Updated CMA merger guidance as NSI Act comes into force


The CMA has now published updated merger guidance to reflect the commencement of the new NSI regime. The revised guidance details the new national security regime as a regulatory process which applies to merging parties, in addition to CMA merger control. The guidance also notes that there may be coordination and information sharing between the Secretary of State, the Investment Secretary Unit and BEIS where cases are being investigated in parallel.

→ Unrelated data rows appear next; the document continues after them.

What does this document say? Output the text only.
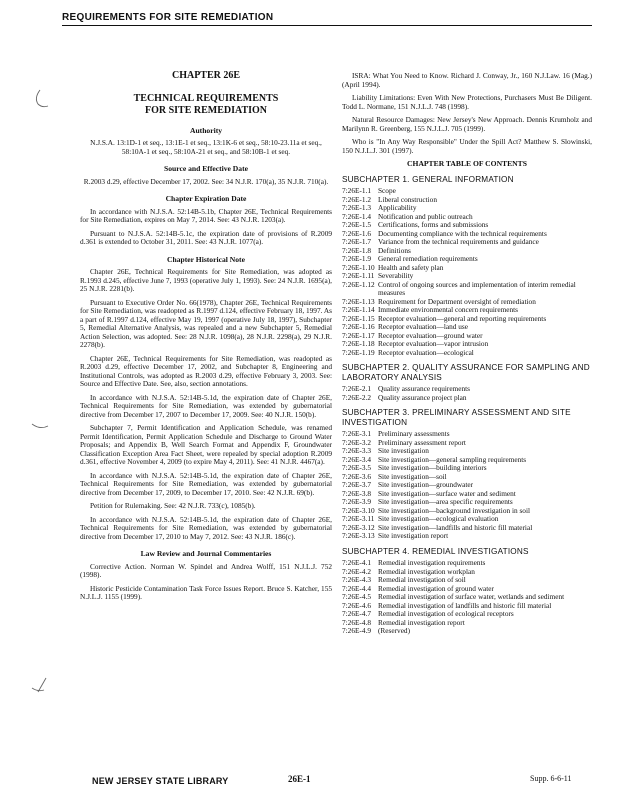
REQUIREMENTS FOR SITE REMEDIATION
CHAPTER 26E
TECHNICAL REQUIREMENTS
FOR SITE REMEDIATION
Authority

N.J.S.A. 13:1D-1 et seq., 13:1E-1 et seq., 13:1K-6 et seq., 58:10-23.11a et seq., 58:10A-1 et seq., 58:10A-21 et seq., and 58:10B-1 et seq.

Source and Effective Date

R.2003 d.29, effective December 17, 2002. See: 34 N.J.R. 170(a), 35 N.J.R. 710(a).

Chapter Expiration Date

In accordance with N.J.S.A. 52:14B-5.1b, Chapter 26E, Technical Requirements for Site Remediation, expires on May 7, 2014. See: 43 N.J.R. 1203(a).

Pursuant to N.J.S.A. 52:14B-5.1c, the expiration date of provisions of R.2009 d.361 is extended to October 31, 2011. See: 43 N.J.R. 1077(a).

Chapter Historical Note

Chapter 26E, Technical Requirements for Site Remediation, was adopted as R.1993 d.245, effective June 7, 1993 (operative July 1, 1993). See: 24 N.J.R. 1695(a), 25 N.J.R. 2281(b).

Pursuant to Executive Order No. 66(1978), Chapter 26E, Technical Requirements for Site Remediation, was readopted as R.1997 d.124, effective February 18, 1997. As a part of R.1997 d.124, effective May 19, 1997 (operative July 18, 1997), Subchapter 5, Remedial Alternative Analysis, was repealed and a new Subchapter 5, Remedial Action Selection, was adopted. See: 28 N.J.R. 1098(a), 28 N.J.R. 2298(a), 29 N.J.R. 2278(b).

Chapter 26E, Technical Requirements for Site Remediation, was readopted as R.2003 d.29, effective December 17, 2002, and Subchapter 8, Engineering and Institutional Controls, was adopted as R.2003 d.29, effective February 3, 2003. See: Source and Effective Date. See, also, section annotations.

In accordance with N.J.S.A. 52:14B-5.1d, the expiration date of Chapter 26E, Technical Requirements for Site Remediation, was extended by gubernatorial directive from December 17, 2007 to December 17, 2009. See: 40 N.J.R. 150(b).

Subchapter 7, Permit Identification and Application Schedule, was renamed Permit Identification, Permit Application Schedule and Discharge to Ground Water Proposals; and Appendix B, Well Search Format and Appendix F, Groundwater Classification Exception Area Fact Sheet, were repealed by special adoption R.2009 d.361, effective November 4, 2009 (to expire May 4, 2011). See: 41 N.J.R. 4467(a).

In accordance with N.J.S.A. 52:14B-5.1d, the expiration date of Chapter 26E, Technical Requirements for Site Remediation, was extended by gubernatorial directive from December 17, 2009, to December 17, 2010. See: 42 N.J.R. 69(b).

Petition for Rulemaking. See: 42 N.J.R. 733(c), 1085(b).

In accordance with N.J.S.A. 52:14B-5.1d, the expiration date of Chapter 26E, Technical Requirements for Site Remediation, was extended by gubernatorial directive from December 17, 2010 to May 7, 2012. See: 43 N.J.R. 186(c).

Law Review and Journal Commentaries

Corrective Action. Norman W. Spindel and Andrea Wolff, 151 N.J.L.J. 752 (1998).

Historic Pesticide Contamination Task Force Issues Report. Bruce S. Katcher, 155 N.J.L.J. 1155 (1999).

ISRA: What You Need to Know. Richard J. Conway, Jr., 160 N.J.Law. 16 (Mag.) (April 1994).

Liability Limitations: Even With New Protections, Purchasers Must Be Diligent. Todd L. Normane, 151 N.J.L.J. 748 (1998).

Natural Resource Damages: New Jersey's New Approach. Dennis Krumholz and Marilynn R. Greenberg, 155 N.J.L.J. 705 (1999).

Who is "In Any Way Responsible" Under the Spill Act? Matthew S. Slowinski, 150 N.J.L.J. 301 (1997).

CHAPTER TABLE OF CONTENTS
SUBCHAPTER 1. GENERAL INFORMATION
7:26E-1.1 Scope
7:26E-1.2 Liberal construction
7:26E-1.3 Applicability
7:26E-1.4 Notification and public outreach
7:26E-1.5 Certifications, forms and submissions
7:26E-1.6 Documenting compliance with the technical requirements
7:26E-1.7 Variance from the technical requirements and guidance
7:26E-1.8 Definitions
7:26E-1.9 General remediation requirements
7:26E-1.10 Health and safety plan
7:26E-1.11 Severability
7:26E-1.12 Control of ongoing sources and implementation of interim remedial measures
7:26E-1.13 Requirement for Department oversight of remediation
7:26E-1.14 Immediate environmental concern requirements
7:26E-1.15 Receptor evaluation—general and reporting requirements
7:26E-1.16 Receptor evaluation—land use
7:26E-1.17 Receptor evaluation—ground water
7:26E-1.18 Receptor evaluation—vapor intrusion
7:26E-1.19 Receptor evaluation—ecological
SUBCHAPTER 2. QUALITY ASSURANCE FOR SAMPLING AND LABORATORY ANALYSIS
7:26E-2.1 Quality assurance requirements
7:26E-2.2 Quality assurance project plan
SUBCHAPTER 3. PRELIMINARY ASSESSMENT AND SITE INVESTIGATION
7:26E-3.1 Preliminary assessments
7:26E-3.2 Preliminary assessment report
7:26E-3.3 Site investigation
7:26E-3.4 Site investigation—general sampling requirements
7:26E-3.5 Site investigation—building interiors
7:26E-3.6 Site investigation—soil
7:26E-3.7 Site investigation—groundwater
7:26E-3.8 Site investigation—surface water and sediment
7:26E-3.9 Site investigation—area specific requirements
7:26E-3.10 Site investigation—background investigation in soil
7:26E-3.11 Site investigation—ecological evaluation
7:26E-3.12 Site investigation—landfills and historic fill material
7:26E-3.13 Site investigation report
SUBCHAPTER 4. REMEDIAL INVESTIGATIONS
7:26E-4.1 Remedial investigation requirements
7:26E-4.2 Remedial investigation workplan
7:26E-4.3 Remedial investigation of soil
7:26E-4.4 Remedial investigation of ground water
7:26E-4.5 Remedial investigation of surface water, wetlands and sediment
7:26E-4.6 Remedial investigation of landfills and historic fill material
7:26E-4.7 Remedial investigation of ecological receptors
7:26E-4.8 Remedial investigation report
7:26E-4.9 (Reserved)
NEW JERSEY STATE LIBRARY	26E-1	Supp. 6-6-11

The National Security and Investment Act entered into force on 4 January 2022 and introduces, for the first time, a mandatory prior notification regime in the UK for qualifying transactions.  The Act also gives powers to the Government to call-in for review transactions that fall outside the notification requirement, including before the transactions have closed. Whilst the Government could already intervene in certain transactions on national security grounds, this was solely on an ex post ‘call-in’ basis.

Only the acquisition of qualifying entities in one of 17 ‘sensitive’ sectors defined by the Government fall under the new mandatory prior notification regime.  However, the regime does not apply to the acquisition of assets (regardless of sector), or to the acquisition of qualifying entities outside these sensitive sectors. Nevertheless, the new regime will apply to an extensive range of transactions. Of particular interest are the implications for biotech and life sciences agreements. The ‘sensitive sector’ definitions covering synthetic biology, artificial intelligence and advanced robotics will potentially be relevant in a large number of life sciences acquisitions.

The life sciences sector has certainly been in the frame with regard to national security (for example, the July 2020 amendment to the Enterprise Act gave the CMA new powers to review transactions concerning UK companies directly involved in public health emergencies) and following COVID-19 there is inevitably increased potential interest in life sciences transactions. The Office for Life Sciences has commented that the final definition is consistent with the intent of the Act, namely protecting national security whilst limiting the impact on the sector. The definition of synthetic biology for example, whilst remaining broad, is significantly narrower than the definition of ‘engineering biology’ as initially proposed and remains narrower than many other European regimes.  However, the fact that the transfer or licence of IP is subject to review by call-in/voluntary notification makes the UK unique.  The broad reach of the Government call-in power of asset transactions is likely to require a consideration of the Act in connection with many licensing and collaboration deals.

The Government has made clear that it will only use its new powers to block (and potentially unwind) transactions as a last resort where there is a significant national security concern and remedies are not appropriate. It is worth noting that, to date, no transactions have been blocked by the Government on national security grounds under its existing powers (i.e. under the current public interest merger regime).

Members of the competition team will be discussing the new regime as it develops over the coming months.